Ancient stories from icy terrain
When I heard that Neil Gaiman was publishing Norse Mythology (2017), a retelling of the ancient Nordic myths I knew I needed to read it. These are stories that animated the imagination of C. S. Lewis, a thinker and storyteller I respect. And I believe in myths, believe in them in the sense that I am convinced that the old stories told and retold over generations contain some kernel of insight into the yearnings of the human heart. I am a Christian, and I believe that the story of Jesus is the great myth that is true.
The Nordic myths shaped our world and the traces of that impact, Gaiman notes, are as close as our reckoning of the passage of time each week.
The Norse myths are the myths of a chilly place, with long, long winter nights and endless summer days; myths of a people who did not entirely trust or even like their gods, although they respected and feared them. As best we can tell, the gods of Asgard came from Germany, spread into Scandinavia, and then out into the parts of the world dominated by the Vikings—into Orkney and Scotland, Ireland and the north of England—where the invaders left places named for Thor or Odin. In English, the gods have left their names in our days of the week. You can find Tyr the one-handed (Odin’s son), Odin, Thor, and Frigg, the queen of the gods, in, respectively, Tuesday, Wednesday, Thursday, and Friday. [p. 12-13]
I have not read classic versions of these myths and so cannot comment on Gaiman’s retelling of them except to say that he makes them accessible to modern readers. And he includes a helpful, extensive glossary that identifies names, places and events to help us keep track of the details.
Of greater interest to me is why such a book would be of interest to readers outside the halls of academia. And why one of the most successful fantasy storytellers would write it. Our scientific age has produced remarkable advances in medicine, technology and knowledge but at a cost that is rarely considered.

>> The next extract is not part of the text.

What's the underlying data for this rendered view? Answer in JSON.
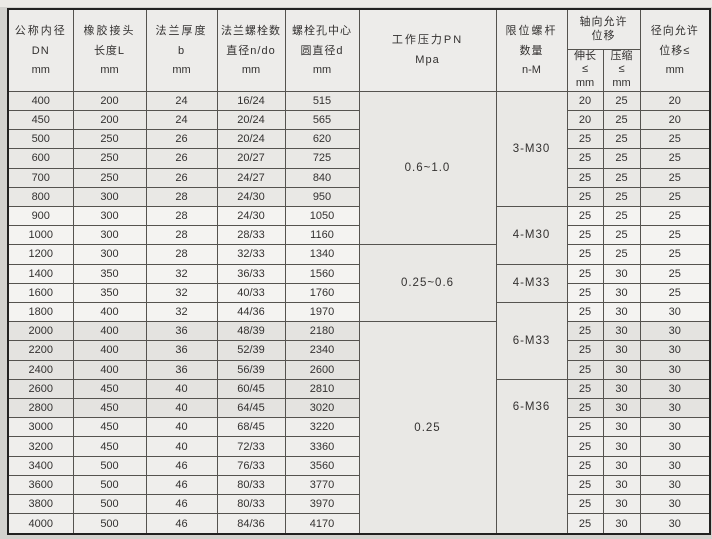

Reality has been reduced to naked cause and effect, a world without windows in which nothing exists beyond the here and now, beyond that which can be proven by science. It is a bracing world, a world of progress, but it is also boring as hell—and I use this description advisedly. Hell is where creatures made in God’s image cut themselves off from God, the ultimate source of life, light and flourishing, and if that isn’t a recipe for boredom I can’t imagine what would be. People simply cannot live contentedly in a boring cosmos, and all they experience in life and relationships points to something more. As C. S. Lewis suggested in his science fiction novel, That Hideous Strength, a post-Christian culture drifts towards paganism when science, progress and things displace the centrality of God.
I need to read Norse Mythology a second time. It imagines a cosmos that is foreign to me, foreign enough that in the first reading I was only a distanced observer. I need to read the stories again to try to indwell them, to imagine living in a world in which these myths define the nature of life and reality. It’s all here—the stories begin with the world’s beginning and ends with its destruction in ice and fire.
My culture is shifting in the direction of pagan heroes and ideas. I do not mean that we should expect temples to be erected in honor of Odin, but that the myths of the pagan gods help to inform the social imaginary of many of our neighbors. The old stories evoke a world in which there is more to existence than merely the here and now, in all its boring, meaningless sequence of cause and effect. I want to understand this shift well enough to be able retell the story of Christ in a way that my neighbors will be able to understand and perhaps find compelling.